SBD/1/Franchises

MAY DAY DEADLINE MEANS "MAYDAY, MAYDAY!" FOR CRASHING JETS

     Talks to keep the Jets in Winnipeg "continued during the
weekend but no one appeared especially optimistic a deal could be
salvaged by midnight tonight -- the deadline given by Jets owners
to complete an ownership transfer and arena deal," according to
this morning's Toronto GLOBE & MAIL.  NHL Commissioner Gary
Bettman arrived in Winnipeg over the weekend with a police escort
after fans "responded angrily" to reports that a deal between
Jets Owner Barry Shenkarow and the Manitoba Entertainment
Complex, a local ownership group seeking majority interest in the
team and a new arena, was "scuttled" due to league-imposed
conditions.  That leaves it up to Shenkarow "to cut a last-minute
deal with government and other private interests in an effort to
gain financing for a new hockey arena."  Bettman met with
Shenkarow, Manitoba Premier Gary Filmon, federal Human Resources
Minister Lloyd Axworthy, Winnipeg Mayor Susan Thompson and local
business leaders, after which officials "were pinning their
hopes" on Axworthy's ability to convince the federal government
to consider a C$30M contribution toward the arena and a C$16M
operating loan for the team (David Roberts, Toronto GLOBE & MAIL,
5/1).
     CAN IT BE DONE?  MEC Chair John Loewen:  "Everyone is
feeling much better about the short- and medium-term future of
the team -- it's the longer-term prospects that we are trying to
deal with now" (CANADIAN PRESS, 5/1).
     BARRY, BARRY, HE'S OUR MAN:  If there is a deal, according
to Scott Taylor and John Douglas of the WINNIPEG FREE PRESS, "it
will be with Shenkarow's cooperation.  The ownership will not be
changing; it will be expanding, with Shenkarow likely staying on
as the club's governor to the NHL."  Government loans of C$44M --
 C$14M each from the province and the city and C$16M from Ottawa
-- will reduce MEC's annual interest payments on the building
from C$6M to about C$2.5M (WINNIPEG FREE PRESS, 5/1).  MEC's Bob
Silver:  "The NHL wants to see leadership, someone who wants to
play hockey. ... We need a player and Barry Shenkarow knows the
hockey game at the corporate level better than anyone in
Winnipeg" (John Douglas, WINNIPEG FREE PRESS, 4/29).

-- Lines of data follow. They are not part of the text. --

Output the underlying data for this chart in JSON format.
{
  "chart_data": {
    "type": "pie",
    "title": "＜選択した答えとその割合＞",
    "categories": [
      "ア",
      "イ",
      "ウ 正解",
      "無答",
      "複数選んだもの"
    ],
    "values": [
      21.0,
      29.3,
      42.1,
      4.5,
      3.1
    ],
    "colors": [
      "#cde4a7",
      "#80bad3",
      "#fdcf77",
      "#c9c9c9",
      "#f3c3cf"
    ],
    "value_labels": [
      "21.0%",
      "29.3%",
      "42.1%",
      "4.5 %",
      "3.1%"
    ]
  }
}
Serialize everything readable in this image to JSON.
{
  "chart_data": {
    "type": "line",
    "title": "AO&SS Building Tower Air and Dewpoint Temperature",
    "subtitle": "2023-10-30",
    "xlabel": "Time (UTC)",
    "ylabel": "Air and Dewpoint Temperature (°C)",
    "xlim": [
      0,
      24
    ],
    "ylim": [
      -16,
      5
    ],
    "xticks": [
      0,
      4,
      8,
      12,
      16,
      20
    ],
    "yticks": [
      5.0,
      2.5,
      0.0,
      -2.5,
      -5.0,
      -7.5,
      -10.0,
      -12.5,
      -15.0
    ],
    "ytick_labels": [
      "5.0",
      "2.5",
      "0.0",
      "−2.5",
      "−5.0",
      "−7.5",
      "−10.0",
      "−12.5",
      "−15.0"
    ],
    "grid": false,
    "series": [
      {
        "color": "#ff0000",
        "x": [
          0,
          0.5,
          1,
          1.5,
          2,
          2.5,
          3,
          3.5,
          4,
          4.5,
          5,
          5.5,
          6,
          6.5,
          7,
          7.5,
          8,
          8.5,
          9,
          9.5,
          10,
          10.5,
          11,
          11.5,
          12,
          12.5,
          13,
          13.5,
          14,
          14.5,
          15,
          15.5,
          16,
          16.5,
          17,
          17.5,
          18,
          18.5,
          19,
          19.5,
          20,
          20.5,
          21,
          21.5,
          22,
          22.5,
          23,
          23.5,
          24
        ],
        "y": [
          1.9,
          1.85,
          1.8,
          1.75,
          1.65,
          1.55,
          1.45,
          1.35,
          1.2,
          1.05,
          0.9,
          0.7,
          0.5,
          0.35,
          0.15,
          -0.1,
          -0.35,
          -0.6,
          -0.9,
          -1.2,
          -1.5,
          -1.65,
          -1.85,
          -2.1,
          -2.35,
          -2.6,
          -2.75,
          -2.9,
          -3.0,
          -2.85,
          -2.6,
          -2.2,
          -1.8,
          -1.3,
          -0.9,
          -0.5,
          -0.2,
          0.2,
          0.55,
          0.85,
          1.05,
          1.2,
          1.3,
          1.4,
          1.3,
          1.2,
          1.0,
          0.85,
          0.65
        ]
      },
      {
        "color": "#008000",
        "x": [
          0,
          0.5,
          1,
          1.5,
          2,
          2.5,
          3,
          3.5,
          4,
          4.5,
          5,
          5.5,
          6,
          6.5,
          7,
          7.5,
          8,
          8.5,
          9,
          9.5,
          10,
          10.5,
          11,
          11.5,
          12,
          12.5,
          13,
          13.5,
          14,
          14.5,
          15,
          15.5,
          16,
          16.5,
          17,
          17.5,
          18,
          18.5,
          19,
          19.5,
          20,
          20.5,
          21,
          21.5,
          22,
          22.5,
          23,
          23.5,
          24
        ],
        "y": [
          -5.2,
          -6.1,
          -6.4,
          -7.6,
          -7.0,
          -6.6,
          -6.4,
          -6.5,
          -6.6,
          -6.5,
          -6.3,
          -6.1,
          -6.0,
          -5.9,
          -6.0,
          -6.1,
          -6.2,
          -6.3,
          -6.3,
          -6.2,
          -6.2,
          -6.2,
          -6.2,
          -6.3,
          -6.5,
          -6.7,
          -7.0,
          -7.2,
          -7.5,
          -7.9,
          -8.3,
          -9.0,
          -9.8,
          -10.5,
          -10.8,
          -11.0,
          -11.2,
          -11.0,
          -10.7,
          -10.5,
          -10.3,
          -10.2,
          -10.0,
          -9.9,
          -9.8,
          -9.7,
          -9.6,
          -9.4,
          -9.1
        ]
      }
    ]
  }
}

     FAX FIGHT:  The NHL released a copy of the April 26 letter
from NHL Senior VP & General Counsel Jeff Pash to the MEC, in
response to "erroneous reports" that the NHL's conditions were
new to the group.  The release notes that the conditions were
first laid out in an April 13 meeting between Pash and the MEC
(NHL).  In Winnipeg, Scott Taylor writes that Bettman was
"ravaged" by Loewen and Thompson for trying to make sure that MEC
has enough money to buy the team, build the arena and operate
both for 10 years.  "There is still some question today as to
whether the MEC's ownership group is capable of doing that and
it's not Bettman's fault" (WINNIPEG FREE PRESS, 4/29).
     POINTS SOUTH, AND WEST?  Should the Jets move, the
Minneapolis STAR TRIBUNE reports United Healthcare Corp. Founder
and former CEO Richard Burke emerged as the "first serious
bidder" to bring the team to the Twin Cities.  Any new hockey
owner in MN will have to negotiate a lease with T-Wolves Owner
Glen Taylor and Ogden Corp., which manages the Target Center.
Taylor, who said he has not aligned with any possible MN groups,
was open to the idea of joining an NHL ownership group.  Other
possible bidders:  A group led by former Nuggest President Tim
Lieweke; the Naegele family, owners of a billboard advertising
"empire"; and stockbroker Ed Villaume (Jay Weiner, Minneapolis
STAR TRIBUNE, 4/29).  IHL Knights President Jay Adler denied
reports that the Jets were headed to Atlanta, citing his
exclusive lease with The Omni for '95-96.  According to Louis
Mayeaux of the ATLANTA CONSTITUTION, Turner Broadcasting "would
like an NHL team for Atlanta, but not before a new arena is built
to replace the Omni" (ATLANTA CONSTITUTION, 4/28).  ESPN's Linda
Cohn reported that if the Jets move, "word is the league would
like it to stay West.  Portland and Phoenix among the sites
mentioned."  Cohn reported that Minnesota "may not have deep
enough pockets to satisfy the NHL" ("SportsCenter," 4/28).